For some reason, saying it all out loud took away some of the worry that had tied knots in her stomach.

“Lily?” When she looked at him, his eyes were filled with shadows, void of the laughter or happiness she’d just seen. “Why did say yes to Ryan?”

She wasn’t surprised he’d heard about her engagement ten years ago. Gossip was Kingsmill’s major import and export, making up most of its GDP. “I was lonely.”
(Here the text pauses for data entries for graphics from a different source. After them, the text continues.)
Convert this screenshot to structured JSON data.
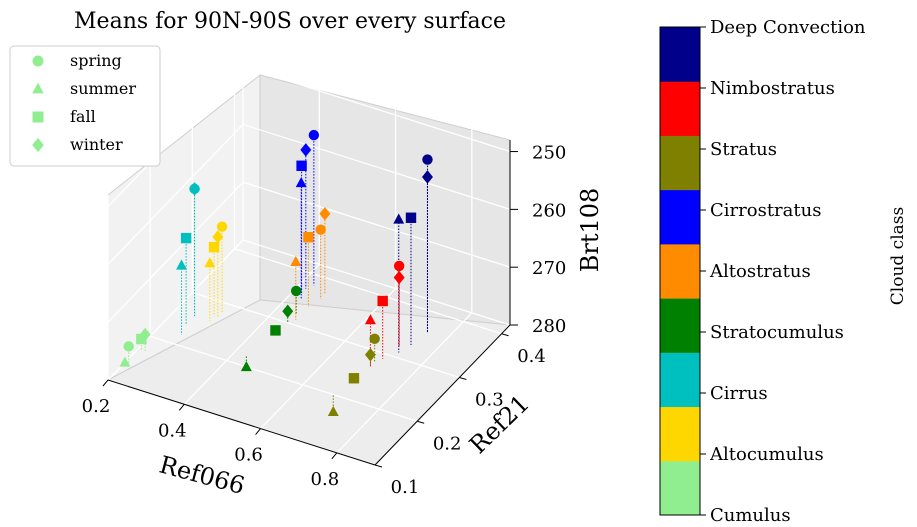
{
  "chart_data": {
    "type": "scatter",
    "projection": "3d",
    "title": "Means for 90N-90S over every surface",
    "axes": {
      "x": {
        "label": "Ref066",
        "ticks": [
          "0.2",
          "0.4",
          "0.6",
          "0.8"
        ],
        "range": [
          0.2,
          0.9
        ]
      },
      "y": {
        "label": "Ref21",
        "ticks": [
          "0.1",
          "0.2",
          "0.3",
          "0.4"
        ],
        "range": [
          0.1,
          0.42
        ]
      },
      "z": {
        "label": "Brt108",
        "ticks": [
          "250",
          "260",
          "270",
          "280"
        ],
        "range": [
          280,
          248
        ],
        "inverted": true
      }
    },
    "grid": true,
    "legend": {
      "placement": "top-left",
      "entries": [
        {
          "label": "spring",
          "marker": "circle"
        },
        {
          "label": "summer",
          "marker": "triangle"
        },
        {
          "label": "fall",
          "marker": "square"
        },
        {
          "label": "winter",
          "marker": "diamond"
        }
      ]
    },
    "colorbar": {
      "label": "Cloud class",
      "classes": [
        {
          "name": "Cumulus",
          "color": "#90ee90"
        },
        {
          "name": "Altocumulus",
          "color": "#ffd700"
        },
        {
          "name": "Cirrus",
          "color": "#00bfbf"
        },
        {
          "name": "Stratocumulus",
          "color": "#008000"
        },
        {
          "name": "Altostratus",
          "color": "#ff8c00"
        },
        {
          "name": "Cirrostratus",
          "color": "#0000ff"
        },
        {
          "name": "Stratus",
          "color": "#808000"
        },
        {
          "name": "Nimbostratus",
          "color": "#ff0000"
        },
        {
          "name": "Deep Convection",
          "color": "#00008b"
        }
      ]
    },
    "series": [
      {
        "name": "spring",
        "marker": "circle",
        "points": [
          {
            "cls": "Cumulus",
            "x": 0.21,
            "y": 0.14,
            "z": 277
          },
          {
            "cls": "Altocumulus",
            "x": 0.3,
            "y": 0.28,
            "z": 265
          },
          {
            "cls": "Cirrus",
            "x": 0.25,
            "y": 0.26,
            "z": 258
          },
          {
            "cls": "Stratocumulus",
            "x": 0.45,
            "y": 0.32,
            "z": 276
          },
          {
            "cls": "Altostratus",
            "x": 0.47,
            "y": 0.36,
            "z": 268
          },
          {
            "cls": "Cirrostratus",
            "x": 0.43,
            "y": 0.38,
            "z": 254
          },
          {
            "cls": "Stratus",
            "x": 0.7,
            "y": 0.28,
            "z": 276
          },
          {
            "cls": "Nimbostratus",
            "x": 0.72,
            "y": 0.32,
            "z": 266
          },
          {
            "cls": "Deep Convection",
            "x": 0.75,
            "y": 0.36,
            "z": 250
          }
        ]
      },
      {
        "name": "summer",
        "marker": "triangle",
        "points": [
          {
            "cls": "Cumulus",
            "x": 0.2,
            "y": 0.14,
            "z": 280
          },
          {
            "cls": "Altocumulus",
            "x": 0.29,
            "y": 0.26,
            "z": 270
          },
          {
            "cls": "Cirrus",
            "x": 0.26,
            "y": 0.22,
            "z": 268
          },
          {
            "cls": "Stratocumulus",
            "x": 0.43,
            "y": 0.22,
            "z": 282
          },
          {
            "cls": "Altostratus",
            "x": 0.46,
            "y": 0.31,
            "z": 270
          },
          {
            "cls": "Cirrostratus",
            "x": 0.43,
            "y": 0.35,
            "z": 260
          },
          {
            "cls": "Stratus",
            "x": 0.68,
            "y": 0.2,
            "z": 283
          },
          {
            "cls": "Nimbostratus",
            "x": 0.7,
            "y": 0.27,
            "z": 272
          },
          {
            "cls": "Deep Convection",
            "x": 0.73,
            "y": 0.31,
            "z": 257
          }
        ]
      },
      {
        "name": "fall",
        "marker": "square",
        "points": [
          {
            "cls": "Cumulus",
            "x": 0.21,
            "y": 0.17,
            "z": 278
          },
          {
            "cls": "Altocumulus",
            "x": 0.29,
            "y": 0.27,
            "z": 268
          },
          {
            "cls": "Cirrus",
            "x": 0.25,
            "y": 0.24,
            "z": 265
          },
          {
            "cls": "Stratocumulus",
            "x": 0.44,
            "y": 0.28,
            "z": 280
          },
          {
            "cls": "Altostratus",
            "x": 0.46,
            "y": 0.34,
            "z": 268
          },
          {
            "cls": "Cirrostratus",
            "x": 0.42,
            "y": 0.36,
            "z": 258
          },
          {
            "cls": "Stratus",
            "x": 0.69,
            "y": 0.24,
            "z": 280
          },
          {
            "cls": "Nimbostratus",
            "x": 0.71,
            "y": 0.29,
            "z": 270
          },
          {
            "cls": "Deep Convection",
            "x": 0.74,
            "y": 0.33,
            "z": 258
          }
        ]
      },
      {
        "name": "winter",
        "marker": "diamond",
        "points": [
          {
            "cls": "Cumulus",
            "x": 0.22,
            "y": 0.17,
            "z": 277
          },
          {
            "cls": "Altocumulus",
            "x": 0.3,
            "y": 0.27,
            "z": 266
          },
          {
            "cls": "Cirrus",
            "x": 0.25,
            "y": 0.26,
            "z": 258
          },
          {
            "cls": "Stratocumulus",
            "x": 0.45,
            "y": 0.3,
            "z": 278
          },
          {
            "cls": "Altostratus",
            "x": 0.47,
            "y": 0.37,
            "z": 266
          },
          {
            "cls": "Cirrostratus",
            "x": 0.42,
            "y": 0.37,
            "z": 256
          },
          {
            "cls": "Stratus",
            "x": 0.7,
            "y": 0.27,
            "z": 278
          },
          {
            "cls": "Nimbostratus",
            "x": 0.72,
            "y": 0.32,
            "z": 268
          },
          {
            "cls": "Deep Convection",
            "x": 0.75,
            "y": 0.36,
            "z": 253
          }
        ]
      }
    ]
  }
}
“I’m glad you didn’t marry him.”

“So am I.”

She watched his hard profile as he stared up at the sky again. The muscle in his jaw twitched, proving he was upset and trying to hide it. “Gage? Did you ever marry?”

He snorted loudly. “No.”

Relief filled her, and she didn’t question why. She was just glad he’d not given his heart completely to another woman.

Or maybe he had and not married her? She shook her head to release those thoughts. Their love affair ended two decades ago. And this day together still seemed unreal and... weird.

“Besides,” Gage spoke so softly she had to move in closer to hear him, “if I had married, you would’ve known about it. Even though I was in the army, I’m sure someone in Kingsmill would’ve found out and spread the word.”

“Most likely Nana Ruthie.” She shifted her body until their shoulders almost touched. “Everyone was against my engagement, including Caleb. He hated Ryan.”

Gage took her hand again, squeezed, and didn’t let go.

Minutes passed with them holding hands, and she fell into a twilight state with the light breeze keeping her cool. Gage’s breaths matched hers in rhythm and tone, and the buzzing bugs offered their summer song. She couldn’t remember when she’d last felt so safe, so at peace.

Just as she drifted off to sleep, her phone rang. Edith Piaf’s distinctive voice singing La Vie en Rose had her searching her skirt’s pocket. By the time she pulled it out, the ringing had stopped. Then a series of texts from Eve poured in.

Ryan arrested me!

Jacob and Nana Ruthie are arguing with Ryan.

Mr. Elmer threw a rock at Ryan. Mr. Elmer is in the cell with me now.

Don’t come back. He’s after you two as well!!!

Gage sat up and looked at the texts over her shoulder. “Ryan is an asshole.”

“Yes, he is.” She chewed her bottom lip as the screen showed Eve was typing again. “What should we do?”

Gage began packing up the food and put it in the grocery bags. “We’re going home to save Eve.”

“You’re not worried about Ryan arresting us?”

“No.” Gage threw the trash in an extra bag. “I’m not afraid of cowards.”

He took her arm and helped her stand. As he picked up the blanket, Eve’s text came through.

Did you know Caleb left you Daisy Mosby’s house on Spring Street?